The AI, in-game logic, and some of the design decisions are just bad. They are a far cry from what older versions of the game used to deliver when Torb was around. For long-time players, the downgrade is glaring, but the new wave of players sing praises, so yeah, go figure.
But here’s what’s often ignored or misunderstood:
- The mobile landscape is an absolute mess. There are thousands of hardware/software combos, especially on Android — different chipsets, OS versions, custom skins, you name it. Back when things ran smoother, the tech stack was simpler and the user base was smaller. Now it’s a compatibility nightmare, and that’s just the reality devs are stuck with (I have dealt with interoperability issues with the chipsets and software, not fun, and even Freddy Krueger would have nightmares).
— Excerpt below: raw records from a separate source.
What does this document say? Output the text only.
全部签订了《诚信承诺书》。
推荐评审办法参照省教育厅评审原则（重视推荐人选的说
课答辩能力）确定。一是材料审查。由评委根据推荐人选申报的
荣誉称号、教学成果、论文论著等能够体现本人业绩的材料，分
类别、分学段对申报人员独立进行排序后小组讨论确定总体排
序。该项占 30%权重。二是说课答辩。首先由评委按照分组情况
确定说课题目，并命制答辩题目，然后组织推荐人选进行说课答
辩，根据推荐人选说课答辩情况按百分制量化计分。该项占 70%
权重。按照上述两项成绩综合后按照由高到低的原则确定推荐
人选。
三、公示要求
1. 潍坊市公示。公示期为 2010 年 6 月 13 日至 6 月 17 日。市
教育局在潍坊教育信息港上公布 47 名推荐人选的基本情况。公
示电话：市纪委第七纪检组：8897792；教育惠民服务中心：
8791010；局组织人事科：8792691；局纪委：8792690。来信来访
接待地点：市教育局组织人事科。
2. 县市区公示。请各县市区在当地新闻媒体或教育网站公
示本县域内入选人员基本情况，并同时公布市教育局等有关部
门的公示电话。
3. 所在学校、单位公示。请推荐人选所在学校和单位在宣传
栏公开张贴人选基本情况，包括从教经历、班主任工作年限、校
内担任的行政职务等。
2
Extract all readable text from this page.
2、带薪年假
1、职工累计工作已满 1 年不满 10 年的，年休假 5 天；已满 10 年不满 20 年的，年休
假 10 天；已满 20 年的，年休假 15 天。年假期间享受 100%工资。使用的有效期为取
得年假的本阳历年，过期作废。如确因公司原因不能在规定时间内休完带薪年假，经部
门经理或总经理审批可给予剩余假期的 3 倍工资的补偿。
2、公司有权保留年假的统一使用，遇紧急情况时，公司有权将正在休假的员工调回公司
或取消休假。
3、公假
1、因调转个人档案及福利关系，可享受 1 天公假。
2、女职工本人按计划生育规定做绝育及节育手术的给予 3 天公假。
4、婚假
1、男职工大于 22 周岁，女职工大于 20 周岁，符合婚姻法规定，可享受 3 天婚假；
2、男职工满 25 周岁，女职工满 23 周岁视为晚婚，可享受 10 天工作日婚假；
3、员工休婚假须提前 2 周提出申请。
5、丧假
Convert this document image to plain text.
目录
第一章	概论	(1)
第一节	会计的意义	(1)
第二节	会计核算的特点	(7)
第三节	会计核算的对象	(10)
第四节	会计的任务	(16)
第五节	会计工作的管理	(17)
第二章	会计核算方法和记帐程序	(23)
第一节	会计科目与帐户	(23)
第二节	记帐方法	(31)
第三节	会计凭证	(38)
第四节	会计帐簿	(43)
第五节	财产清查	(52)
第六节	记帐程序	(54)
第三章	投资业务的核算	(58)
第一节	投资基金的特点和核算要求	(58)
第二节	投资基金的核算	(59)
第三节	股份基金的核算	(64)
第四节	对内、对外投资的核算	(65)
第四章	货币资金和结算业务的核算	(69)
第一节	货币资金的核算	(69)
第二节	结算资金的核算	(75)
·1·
- Internet infrastructure hasn’t magically overcome physics. More bandwidth doesn’t mean lower latency. Photons sent down the fibre-optic feeds are still bound by the speed of light, and every router/switch between you and the server adds more delay. Where you, EA’s servers, and your opponent are located will affect performance. EA can improve things with better server placement and capacity — and to be clear, they’ve done an average job of that at best — but they can’t fix the fundamentals of how the internet works which most of the complaints on the forums are.
- Most people’s home Wi-Fi setups are garbage. They use whatever modem/router combo the ISP threw in for free, leave it at factory settings, fighting for free overloaded channels even if the access point is in sight and wonder why they’re lagging. If one is still running on a congested 2.4 GHz signal in 2025, that’s on them. It’s not just games — the entire network experience is being throttled by their setup.
Bottom line: Yes, EA deserves heat for FCM in its current state — they’ve dropped the ball in multiple areas, especially average design (this TOTS event is a joke IMO), server dimensioning and general playability compared to the past. But if we’re going to talk about lag and performance, we have to be honest: a lot of the blame also falls on players who haven’t done the bare minimum to optimise their end. EA only controls a slice of the full equation.
Complain, yes — but make sure that people are aiming in the right direction after they actually rule out their end and they need to be constructive. Otherwise, it's just noise.